Correct me if I am wrong but what is going on is that the autoincrement is a SIGNED long integer, 
i.e. +/- 2^31.  I never understood why they used a signed long instead of an unsigned long but it is 
what it is.

So... the way the autoincrement is supposed to work is that it increments starting at 1 up until it 
would "roll over".  What it rolls over TO is -2^31 (a very large negative number) and then starts 
counting back towards 0.  Essentially it simply adds 1 to the number until it counts all the way up 
to 2^33.  When it reaches 2^31+1 it "rolls over and continues counting. Since 2^33 won't fit in a 32 
bit number, when it adds 2^33 ones it is back to zero, i.e. it "rolls over" again.

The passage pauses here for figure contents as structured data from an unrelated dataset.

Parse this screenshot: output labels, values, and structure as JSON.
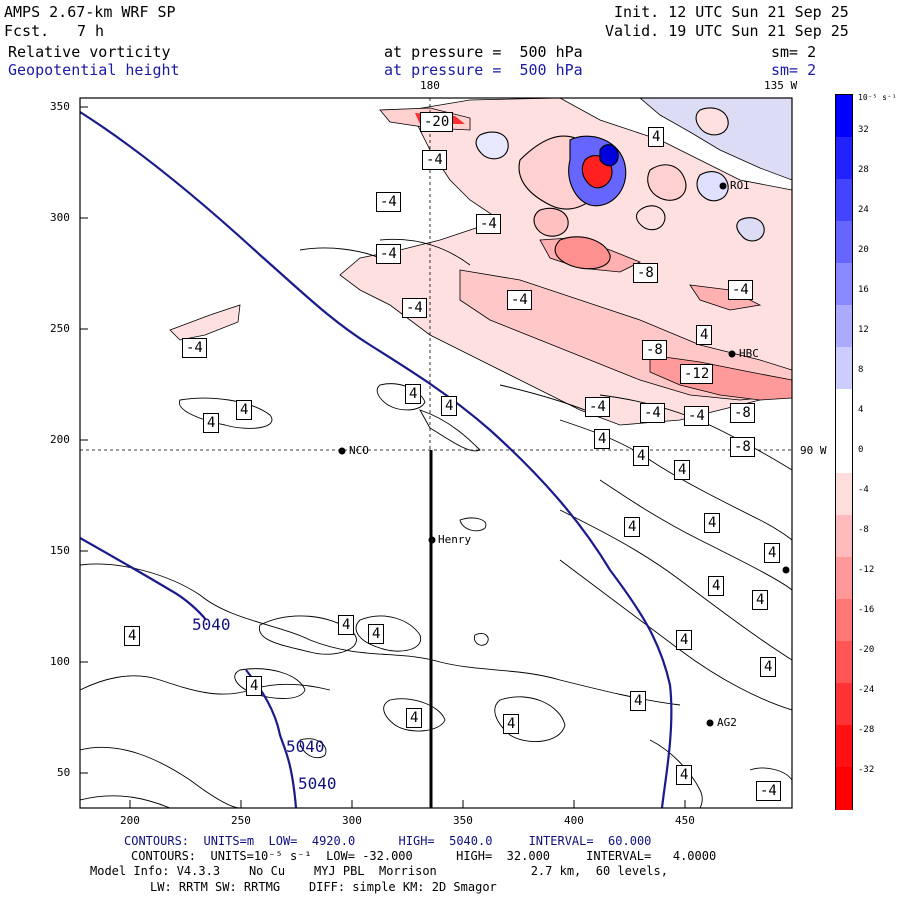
{
  "header": {
    "model": "AMPS 2.67-km WRF SP",
    "init": "Init. 12 UTC Sun 21 Sep 25",
    "forecast_label": "Fcst.",
    "forecast_value": "7 h",
    "valid": "Valid. 19 UTC Sun 21 Sep 25",
    "field1": "Relative vorticity",
    "field1_level": "at pressure =  500 hPa",
    "field1_sm": "sm= 2",
    "field2": "Geopotential height",
    "field2_level": "at pressure =  500 hPa",
    "field2_sm": "sm= 2"
  },
  "map": {
    "lon_top_label": "180",
    "lon_top_right_label": "135 W",
    "lon_right_label": "90 W",
    "x_ticks": [
      "200",
      "250",
      "300",
      "350",
      "400",
      "450"
    ],
    "y_ticks": [
      "350",
      "300",
      "250",
      "200",
      "150",
      "100",
      "50"
    ],
    "stations": [
      {
        "name": "NCO"
      },
      {
        "name": "Henry"
      },
      {
        "name": "HBC"
      },
      {
        "name": "AG2"
      },
      {
        "name": "ROI"
      }
    ],
    "height_labels": [
      "5040",
      "5040",
      "5040"
    ],
    "contour_labels": [
      "-20",
      "-4",
      "-4",
      "-4",
      "-4",
      "-4",
      "-4",
      "4",
      "-8",
      "-4",
      "4",
      "-4",
      "-8",
      "-12",
      "4",
      "4",
      "4",
      "4",
      "-4",
      "-4",
      "-4",
      "-8",
      "4",
      "4",
      "-8",
      "4",
      "4",
      "4",
      "4",
      "4",
      "4",
      "4",
      "4",
      "4",
      "4",
      "4",
      "4",
      "4",
      "4",
      "4",
      "4",
      "-4"
    ]
  },
  "colorbar": {
    "unit_label": "10⁻⁵ s⁻¹",
    "labels": [
      "32",
      "28",
      "24",
      "20",
      "16",
      "12",
      "8",
      "4",
      "0",
      "-4",
      "-8",
      "-12",
      "-16",
      "-20",
      "-24",
      "-28",
      "-32"
    ],
    "colors": [
      "#0000ff",
      "#2222ff",
      "#4444ff",
      "#6666ff",
      "#8888ff",
      "#aaaaff",
      "#ccccff",
      "#ffffff",
      "#ffffff",
      "#ffdddd",
      "#ffbbbb",
      "#ff9999",
      "#ff7777",
      "#ff5555",
      "#ff3333",
      "#ff1111",
      "#ff0000"
    ]
  },
  "footer": {
    "line1": "CONTOURS:  UNITS=m  LOW=  4920.0      HIGH=  5040.0     INTERVAL=  60.000",
    "line2": "CONTOURS:  UNITS=10⁻⁵ s⁻¹  LOW= -32.000      HIGH=  32.000     INTERVAL=   4.0000",
    "line3": "Model Info: V4.3.3    No Cu    MYJ PBL  Morrison             2.7 km,  60 levels,",
    "line4": "LW: RRTM SW: RRTMG    DIFF: simple KM: 2D Smagor"
  }
}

Back to your example, I think that you are trying to insert TWO values into table A, the long int 
and the text value.  Since the long in table A is an autoincrement, try adding just the text value 
into Table A and see what happens.

John W. Colby

Reality is what refuses to go away
when you do not believe in it

On 3/7/2014 12:02 PM, Bill Benson wrote:
> OK, this discussion has intrigued me like few others. I have found a fun and
> free way to corrupt my database. Play along boys and girls and I am sure it
> will be fun for you too. In the below example, B is used as a temp table to
> hold a couple of values for the fun and exciting purpose of destroying A's
> usefulness.
>
> CurrentDb.Execute "DROP TABLE [A];"
> CurrentDb.Execute "DROP TABLE [B];"
> CurrentDb.Execute "CREATE TABLE [A] (ID AUTOINCREMENT NOT NULL PRIMARY KEY,
> Field2 TEXT);"
> CurrentDb.Execute "CREATE TABLE [B] (ID LONG, Field2 TEXT);"
> CurrentDb.Execute "INSERT INTO B (ID, FIELD2) VALUES (-2147483648,
> 'DELETEME');"
> CurrentDb.Execute "INSERT INTO B (ID, FIELD2) VALUES (2147483647,
> 'DELETEME');"
> CurrentDb.Execute "INSERT INTO A SELECT * FROM B;"
> CurrentDb.Execute "DELETE FROM [A] WHERE ID =2147483647;"
> CurrentDb.Execute "DROP TABLE [B];"
>
> This leaves a single record in table A with ID = -2147483648
>
> Now try and add a new record to A and you will find you cannot. Why doesn't
> it autoincrement to -2147483647 ? That is a very good question. Let's now
> delete the one record remaining and try again:
>
>            CurrentDb.Execute "DELETE FROM [A] WHERE ID =2147483648;"
>
> Or alternatively
>            CurrentDb.Execute "DELETE * FROM [A];"
>
> Now add a new record and you will see that the database begins a new record
> at ID = -2147483647!!!!
>
> DEFIES ALL LOGIC! It has been my pleasure to baffle you!